The biggest test for SpaceX might not be Starship.

It might be simple supply and demand.

After becoming one of the largest IPOs in history, SpaceX is now facing its first major lockup expiration.

And the numbers are ridiculous.

The first major unlock could release around 911.5 million shares.

That’s about 142% of the original IPO-issued shares.

If another price trigger is reached, another 456 million shares could become eligible, pushing the potential unlock to more than twice the IPO share count.

That’s the part that caught my attention.

Everyone wanted to talk about SpaceX reaching a roughly $1.8 trillion IPO valuation, then pushing toward a $2 trillion-plus market value after going public.

Now comes the less exciting part.

Finding out how many people actually want to sell.

This doesn’t automatically mean SpaceX is overvalued.

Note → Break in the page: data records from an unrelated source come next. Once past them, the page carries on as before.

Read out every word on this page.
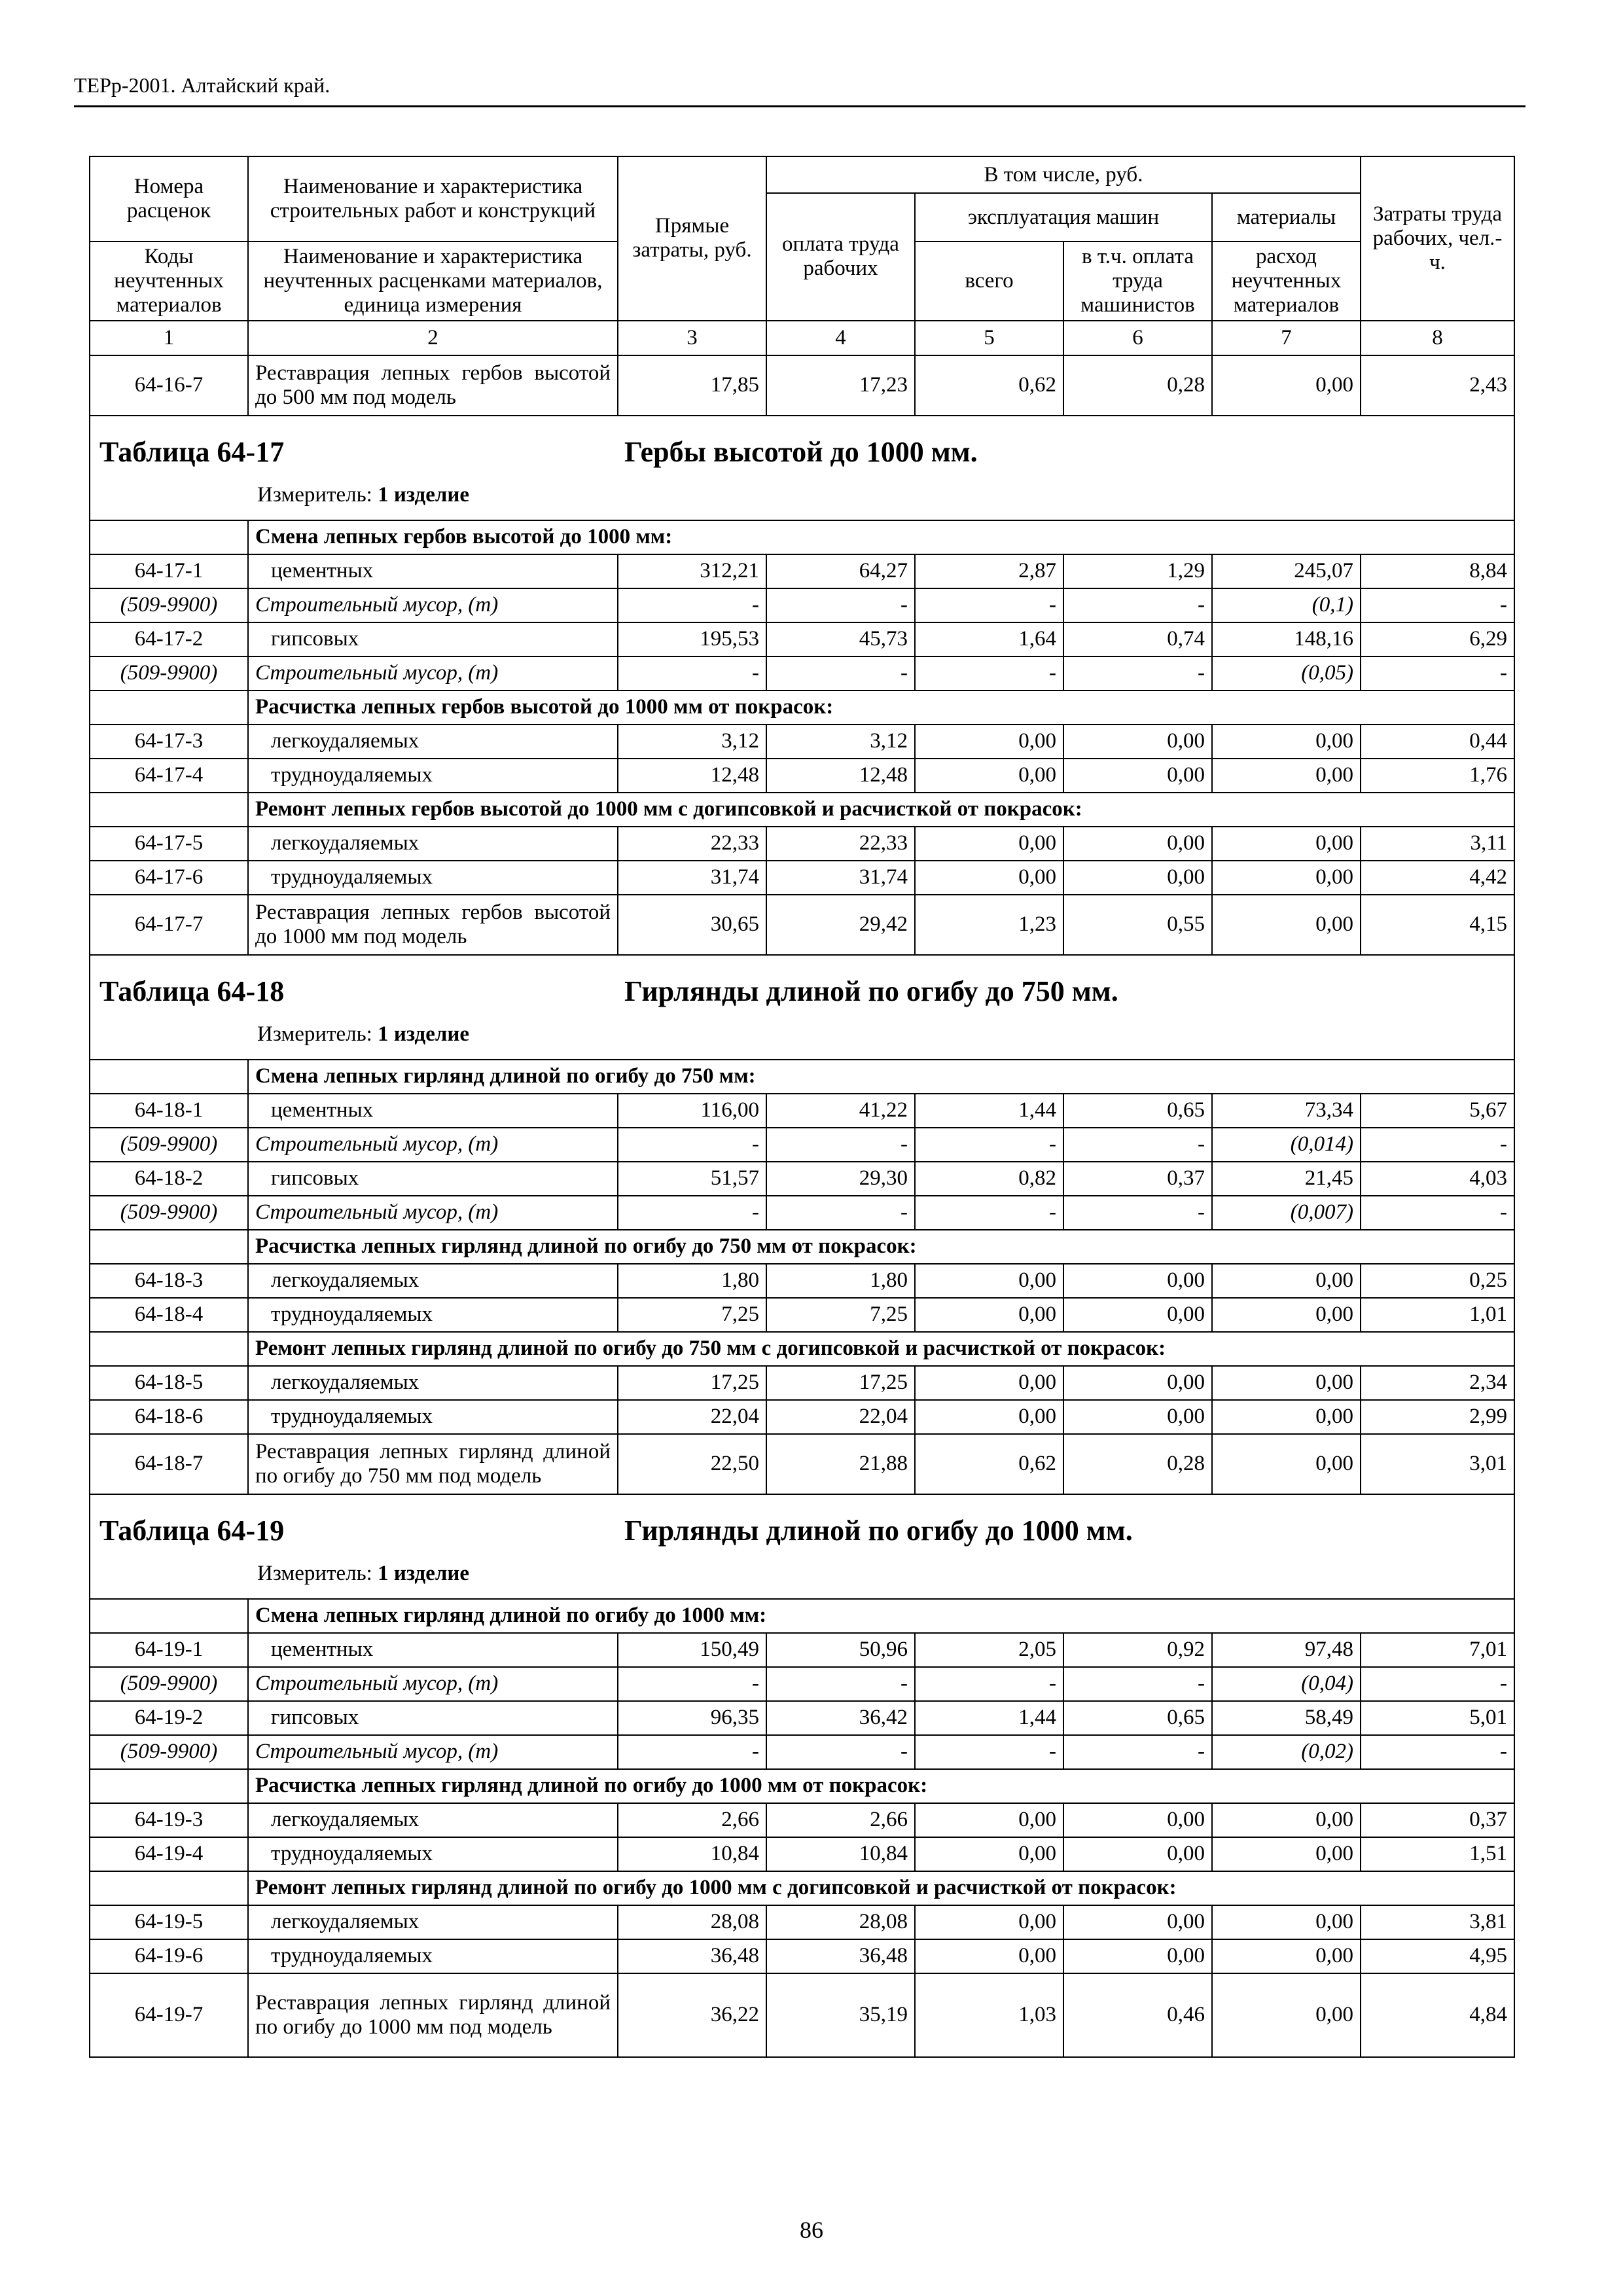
ТЕРр-2001. Алтайский край.
Номера расценок	Наименование и характеристика строительных работ и конструкций	Прямые затраты, руб.	В том числе, руб.				Затраты труда рабочих, чел.-ч.
			оплата труда рабочих	эксплуатация машин		материалы	
Коды неучтенных материалов	Наименование и характеристика неучтенных расценками материалов, единица измерения			всего	в т.ч. оплата труда машинистов	расход неучтенных материалов	
1	2	3	4	5	6	7	8
64-16-7	Реставрация лепных гербов высотой до 500 мм под модель	17,85	17,23	0,62	0,28	0,00	2,43

Таблица 64-17 Гербы высотой до 1000 мм.
Измеритель: 1 изделие							

	Смена лепных гербов высотой до 1000 мм:						
64-17-1	цементных	312,21	64,27	2,87	1,29	245,07	8,84
(509-9900)	Строительный мусор, (т)	-	-	-	-	(0,1)	-
64-17-2	гипсовых	195,53	45,73	1,64	0,74	148,16	6,29
(509-9900)	Строительный мусор, (т)	-	-	-	-	(0,05)	-
	Расчистка лепных гербов высотой до 1000 мм от покрасок:						
64-17-3	легкоудаляемых	3,12	3,12	0,00	0,00	0,00	0,44
64-17-4	трудноудаляемых	12,48	12,48	0,00	0,00	0,00	1,76
	Ремонт лепных гербов высотой до 1000 мм с догипсовкой и расчисткой от покрасок:						
64-17-5	легкоудаляемых	22,33	22,33	0,00	0,00	0,00	3,11
64-17-6	трудноудаляемых	31,74	31,74	0,00	0,00	0,00	4,42
64-17-7	Реставрация лепных гербов высотой до 1000 мм под модель	30,65	29,42	1,23	0,55	0,00	4,15

Таблица 64-18 Гирлянды длиной по огибу до 750 мм.
Измеритель: 1 изделие							

	Смена лепных гирлянд длиной по огибу до 750 мм:						
64-18-1	цементных	116,00	41,22	1,44	0,65	73,34	5,67
(509-9900)	Строительный мусор, (т)	-	-	-	-	(0,014)	-
64-18-2	гипсовых	51,57	29,30	0,82	0,37	21,45	4,03
(509-9900)	Строительный мусор, (т)	-	-	-	-	(0,007)	-
	Расчистка лепных гирлянд длиной по огибу до 750 мм от покрасок:						
64-18-3	легкоудаляемых	1,80	1,80	0,00	0,00	0,00	0,25
64-18-4	трудноудаляемых	7,25	7,25	0,00	0,00	0,00	1,01
	Ремонт лепных гирлянд длиной по огибу до 750 мм с догипсовкой и расчисткой от покрасок:						
64-18-5	легкоудаляемых	17,25	17,25	0,00	0,00	0,00	2,34
64-18-6	трудноудаляемых	22,04	22,04	0,00	0,00	0,00	2,99
64-18-7	Реставрация лепных гирлянд длиной по огибу до 750 мм под модель	22,50	21,88	0,62	0,28	0,00	3,01

Таблица 64-19 Гирлянды длиной по огибу до 1000 мм.
Измеритель: 1 изделие							

	Смена лепных гирлянд длиной по огибу до 1000 мм:						
64-19-1	цементных	150,49	50,96	2,05	0,92	97,48	7,01
(509-9900)	Строительный мусор, (т)	-	-	-	-	(0,04)	-
64-19-2	гипсовых	96,35	36,42	1,44	0,65	58,49	5,01
(509-9900)	Строительный мусор, (т)	-	-	-	-	(0,02)	-
	Расчистка лепных гирлянд длиной по огибу до 1000 мм от покрасок:						
64-19-3	легкоудаляемых	2,66	2,66	0,00	0,00	0,00	0,37
64-19-4	трудноудаляемых	10,84	10,84	0,00	0,00	0,00	1,51
	Ремонт лепных гирлянд длиной по огибу до 1000 мм с догипсовкой и расчисткой от покрасок:						
64-19-5	легкоудаляемых	28,08	28,08	0,00	0,00	0,00	3,81
64-19-6	трудноудаляемых	36,48	36,48	0,00	0,00	0,00	4,95
64-19-7	Реставрация лепных гирлянд длиной по огибу до 1000 мм под модель	36,22	35,19	1,03	0,46	0,00	4,84
86
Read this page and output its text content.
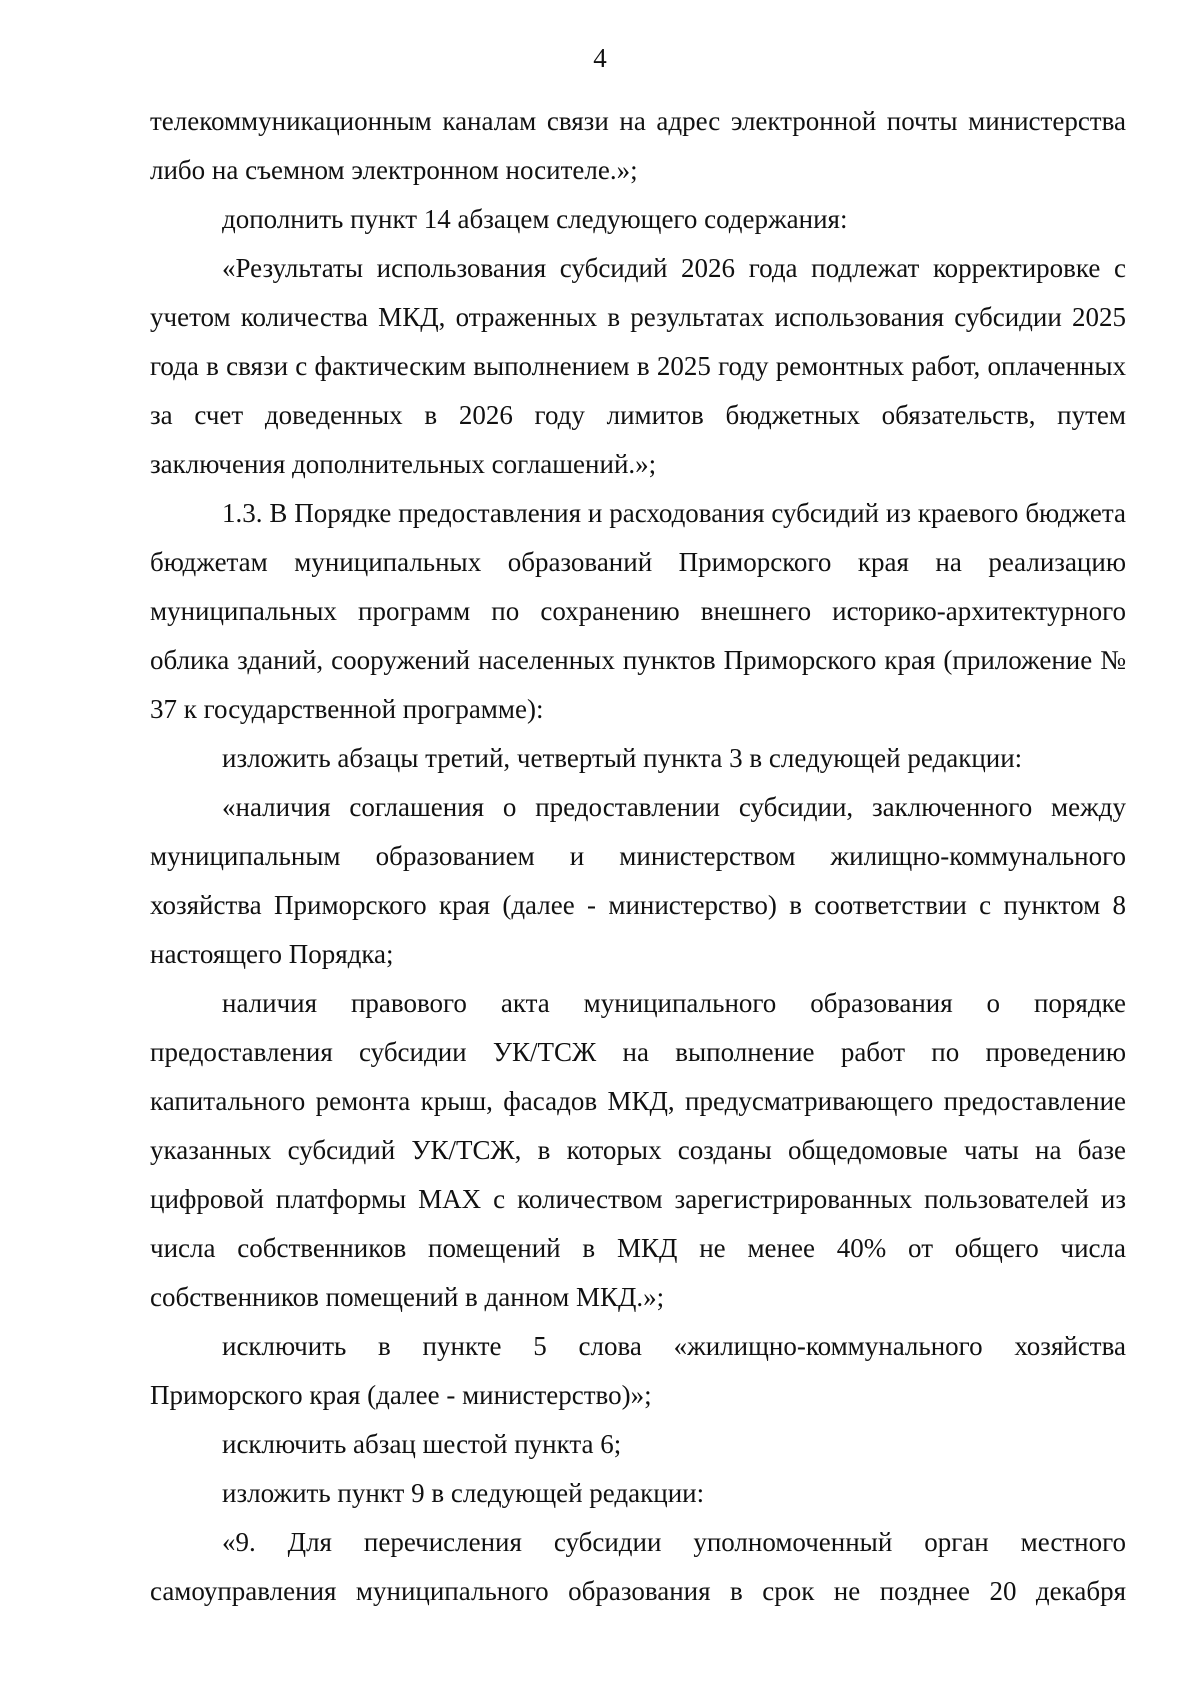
4

телекоммуникационным каналам связи на адрес электронной почты министерства либо на съемном электронном носителе.»;

дополнить пункт 14 абзацем следующего содержания:

«Результаты использования субсидий 2026 года подлежат корректировке с учетом количества МКД, отраженных в результатах использования субсидии 2025 года в связи с фактическим выполнением в 2025 году ремонтных работ, оплаченных за счет доведенных в 2026 году лимитов бюджетных обязательств, путем заключения дополнительных соглашений.»;

1.3. В Порядке предоставления и расходования субсидий из краевого бюджета бюджетам муниципальных образований Приморского края на реализацию муниципальных программ по сохранению внешнего историко-архитектурного облика зданий, сооружений населенных пунктов Приморского края (приложение № 37 к государственной программе):

изложить абзацы третий, четвертый пункта 3 в следующей редакции:

«наличия соглашения о предоставлении субсидии, заключенного между муниципальным образованием и министерством жилищно-коммунального хозяйства Приморского края (далее - министерство) в соответствии с пунктом 8 настоящего Порядка;

наличия правового акта муниципального образования о порядке предоставления субсидии УК/ТСЖ на выполнение работ по проведению капитального ремонта крыш, фасадов МКД, предусматривающего предоставление указанных субсидий УК/ТСЖ, в которых созданы общедомовые чаты на базе цифровой платформы МАХ с количеством зарегистрированных пользователей из числа собственников помещений в МКД не менее 40% от общего числа собственников помещений в данном МКД.»;

исключить в пункте 5 слова «жилищно-коммунального хозяйства Приморского края (далее - министерство)»;

исключить абзац шестой пункта 6;

изложить пункт 9 в следующей редакции:

«9. Для перечисления субсидии уполномоченный орган местного самоуправления муниципального образования в срок не позднее 20 декабря
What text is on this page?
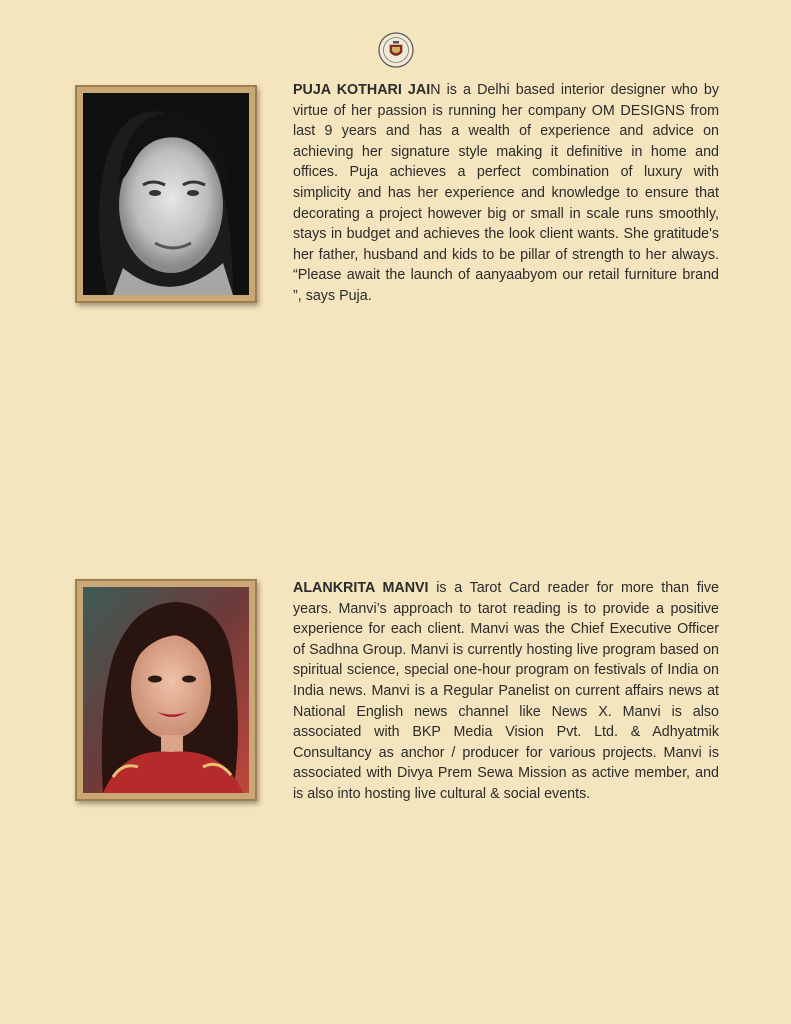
PUJA KOTHARI JAIN is a Delhi based interior designer who by virtue of her passion is running her company OM DESIGNS from last 9 years and has a wealth of experience and advice on achieving her signature style making it definitive in home and offices. Puja achieves a perfect combination of luxury with simplicity and has her experience and knowledge to ensure that decorating a project however big or small in scale runs smoothly, stays in budget and achieves the look client wants. She gratitude's her father, husband and kids to be pillar of strength to her always. “Please await the launch of aanyaabyom our retail furniture brand ”, says Puja.

ALANKRITA MANVI is a Tarot Card reader for more than five years. Manvi’s approach to tarot reading is to provide a positive experience for each client. Manvi was the Chief Executive Officer of Sadhna Group. Manvi is currently hosting live program based on spiritual science, special one-hour program on festivals of India on India news. Manvi is a Regular Panelist on current affairs news at National English news channel like News X. Manvi is also associated with BKP Media Vision Pvt. Ltd. & Adhyatmik Consultancy as anchor / producer for various projects. Manvi is associated with Divya Prem Sewa Mission as active member, and is also into hosting live cultural & social events.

Employees selling shares doesn’t mean they stopped believing.

For many insiders, this is the first real chance to turn years of private stock into actual money.

But markets have a funny way of exposing assumptions.

A private valuation can rise because there are limited shares available and everyone wants in.

A public stock has to deal with something different.

Millions of investors can suddenly ask:

“Who is buying from the people who already got rich?”

That is the real test.

The Reddit discussion had an interesting divide.

The bullish argument is obvious.

SpaceX is not being valued like a normal rocket company.

Investors are betting on Starlink, reusable rockets, space infrastructure, AI opportunities, and a future where SpaceX becomes something much bigger than today’s revenue numbers.

The bearish argument is much simpler.

At roughly a $2 trillion valuation, expectations are already enormous.

Some investors are asking how a company with around tens of billions in revenue can justify a valuation comparable to the largest technology companies in the world.

And this is where things get interesting.

A stock doesn’t fall because a company is bad.

Sometimes it falls because the future was already priced in.

SpaceX has built one of the most impressive businesses of the last decade.

But the market is no longer asking whether SpaceX is amazing.

Everyone already knows that.

The question is whether the company can become amazing enough to justify the number investors are paying today.

The first unlock is where we start getting an answer.

Because a valuation is just a prediction.

A flood of sellers meeting a flood of buyers is where reality starts.